P.S. Ich freue mich das soviele Leute antworten. Klasse.


----------



## Dennis Wronka (25. Februar 2007)

Also wenn Du die Logindaten fuer Deinen Router nicht kennst nuetzt Dir die beste Erklaerung nichts.
Ausserdem ist es schwer sowas einfach mal eben zu erklaeren, da das zwar auf allen Routern mehr oder wenig aehnlich ablaeuft jedoch die Menues eben alle anders heissen.
Schau doch einfach mal in die Anleitung Deines Routers, dort solltest Du was darueber finden koennen.
Gute Stichworte um mal im Index zu schauen duerften NAT und/oder Port-Forwarding sein.


----------



## Nohh (25. Februar 2007)

Hi,
also ich bin jetzt in meinem Router drin, wie kann ich nun die Ports öffnen?


Gruß,
Nohh


----------



## Dennis Wronka (25. Februar 2007)

Nohh hat gesagt.:


> Hi,
> also ich bin jetzt in meinem Router drin, wie kann ich nun die Ports öffnen?

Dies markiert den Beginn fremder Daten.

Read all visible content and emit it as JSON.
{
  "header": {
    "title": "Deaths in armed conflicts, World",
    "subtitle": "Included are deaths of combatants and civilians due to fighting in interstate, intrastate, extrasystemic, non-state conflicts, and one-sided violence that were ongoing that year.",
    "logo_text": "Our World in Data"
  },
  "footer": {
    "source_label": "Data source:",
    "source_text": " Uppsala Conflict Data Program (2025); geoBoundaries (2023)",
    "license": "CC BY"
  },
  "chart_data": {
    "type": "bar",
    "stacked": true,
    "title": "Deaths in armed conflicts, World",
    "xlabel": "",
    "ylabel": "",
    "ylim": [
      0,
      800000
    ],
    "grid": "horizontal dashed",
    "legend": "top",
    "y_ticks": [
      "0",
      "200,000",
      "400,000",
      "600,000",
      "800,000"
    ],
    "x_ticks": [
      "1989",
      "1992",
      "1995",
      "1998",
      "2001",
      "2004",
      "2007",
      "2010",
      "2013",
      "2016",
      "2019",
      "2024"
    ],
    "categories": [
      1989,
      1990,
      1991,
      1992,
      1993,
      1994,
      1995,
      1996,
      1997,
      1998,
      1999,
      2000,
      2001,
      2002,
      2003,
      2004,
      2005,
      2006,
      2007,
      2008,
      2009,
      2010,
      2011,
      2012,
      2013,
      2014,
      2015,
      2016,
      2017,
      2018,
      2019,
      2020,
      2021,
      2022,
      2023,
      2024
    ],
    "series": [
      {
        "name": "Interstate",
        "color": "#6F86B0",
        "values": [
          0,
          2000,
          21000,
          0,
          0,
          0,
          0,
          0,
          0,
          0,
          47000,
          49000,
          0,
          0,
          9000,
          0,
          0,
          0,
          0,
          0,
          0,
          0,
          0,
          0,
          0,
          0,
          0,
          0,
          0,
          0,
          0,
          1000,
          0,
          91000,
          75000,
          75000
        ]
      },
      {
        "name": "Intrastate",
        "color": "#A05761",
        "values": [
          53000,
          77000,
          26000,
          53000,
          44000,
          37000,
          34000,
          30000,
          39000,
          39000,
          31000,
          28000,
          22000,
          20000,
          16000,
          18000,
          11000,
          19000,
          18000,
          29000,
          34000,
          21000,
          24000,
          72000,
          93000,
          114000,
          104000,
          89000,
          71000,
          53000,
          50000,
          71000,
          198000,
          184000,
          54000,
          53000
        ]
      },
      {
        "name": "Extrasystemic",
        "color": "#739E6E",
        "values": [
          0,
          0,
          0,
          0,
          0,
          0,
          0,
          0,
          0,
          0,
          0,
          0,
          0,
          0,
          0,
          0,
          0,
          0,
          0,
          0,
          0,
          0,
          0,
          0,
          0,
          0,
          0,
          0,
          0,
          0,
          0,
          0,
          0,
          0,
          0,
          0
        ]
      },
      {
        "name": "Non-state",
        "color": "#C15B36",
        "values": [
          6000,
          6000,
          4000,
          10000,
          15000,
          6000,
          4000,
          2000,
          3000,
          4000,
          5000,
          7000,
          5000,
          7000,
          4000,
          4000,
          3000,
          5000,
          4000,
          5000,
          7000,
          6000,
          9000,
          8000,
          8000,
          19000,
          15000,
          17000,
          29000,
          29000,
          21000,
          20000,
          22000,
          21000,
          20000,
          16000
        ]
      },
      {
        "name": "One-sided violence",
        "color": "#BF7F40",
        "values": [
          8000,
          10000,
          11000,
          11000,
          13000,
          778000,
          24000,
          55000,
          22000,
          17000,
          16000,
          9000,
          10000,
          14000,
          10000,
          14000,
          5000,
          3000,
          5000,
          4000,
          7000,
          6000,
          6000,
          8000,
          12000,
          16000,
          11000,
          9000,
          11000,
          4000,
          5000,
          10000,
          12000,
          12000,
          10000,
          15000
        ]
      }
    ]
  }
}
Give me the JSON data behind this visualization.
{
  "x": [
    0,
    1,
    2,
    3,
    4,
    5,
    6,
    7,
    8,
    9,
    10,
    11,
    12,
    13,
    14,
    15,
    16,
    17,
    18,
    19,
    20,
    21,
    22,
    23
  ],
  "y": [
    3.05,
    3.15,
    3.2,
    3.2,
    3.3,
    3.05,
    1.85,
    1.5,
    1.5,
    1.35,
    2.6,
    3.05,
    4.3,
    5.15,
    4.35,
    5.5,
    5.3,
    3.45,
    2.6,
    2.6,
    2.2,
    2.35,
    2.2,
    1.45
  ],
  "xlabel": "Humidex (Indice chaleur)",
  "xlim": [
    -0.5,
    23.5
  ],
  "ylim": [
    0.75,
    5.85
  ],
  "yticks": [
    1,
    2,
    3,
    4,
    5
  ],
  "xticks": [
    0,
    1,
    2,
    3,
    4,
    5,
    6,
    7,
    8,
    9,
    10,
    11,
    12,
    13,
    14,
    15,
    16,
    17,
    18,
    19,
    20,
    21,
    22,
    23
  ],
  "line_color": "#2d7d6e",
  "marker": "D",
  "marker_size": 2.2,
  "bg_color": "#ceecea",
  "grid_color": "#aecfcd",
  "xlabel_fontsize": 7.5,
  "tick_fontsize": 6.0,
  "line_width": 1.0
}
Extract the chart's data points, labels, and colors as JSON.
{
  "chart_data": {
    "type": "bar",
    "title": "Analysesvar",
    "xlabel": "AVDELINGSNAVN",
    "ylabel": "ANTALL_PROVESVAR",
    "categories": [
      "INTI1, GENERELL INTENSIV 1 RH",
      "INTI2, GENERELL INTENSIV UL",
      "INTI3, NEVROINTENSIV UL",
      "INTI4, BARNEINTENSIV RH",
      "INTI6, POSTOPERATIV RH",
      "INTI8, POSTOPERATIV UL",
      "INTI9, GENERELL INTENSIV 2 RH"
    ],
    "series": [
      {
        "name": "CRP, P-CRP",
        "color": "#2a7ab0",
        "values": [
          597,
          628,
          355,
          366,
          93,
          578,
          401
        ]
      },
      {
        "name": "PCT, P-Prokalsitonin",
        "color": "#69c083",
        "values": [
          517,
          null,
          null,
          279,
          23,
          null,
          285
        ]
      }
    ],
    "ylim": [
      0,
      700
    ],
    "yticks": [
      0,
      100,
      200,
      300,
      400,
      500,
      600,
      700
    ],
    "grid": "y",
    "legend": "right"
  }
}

Dennis Wronka hat gesagt.:


> Ausserdem ist es schwer sowas einfach mal eben zu erklaeren, da das zwar auf allen Routern mehr oder wenig aehnlich ablaeuft jedoch die Menues eben alle anders heissen.
> Schau doch einfach mal in die Anleitung Deines Routers, dort solltest Du was darueber finden koennen.
> Gute Stichworte um mal im Index zu schauen duerften NAT und/oder Port-Forwarding sein.


----------



## Nohh (25. Februar 2007)

Hi,
also ich hab die Anleitung bereits benutz um überhaupt den Router zu finden ^^

ich habe mal nen Screen geschossen:

http://img237.imageshack.us/img237/4953/routerrq6.jpg

Gruß,
Nohh


----------



## Dennis Wronka (25. Februar 2007)

Super Screenshot...
Naja, ich nehme mal an, dass das was Du suchst irgendwo unter Advanced zu finden sein duerfte.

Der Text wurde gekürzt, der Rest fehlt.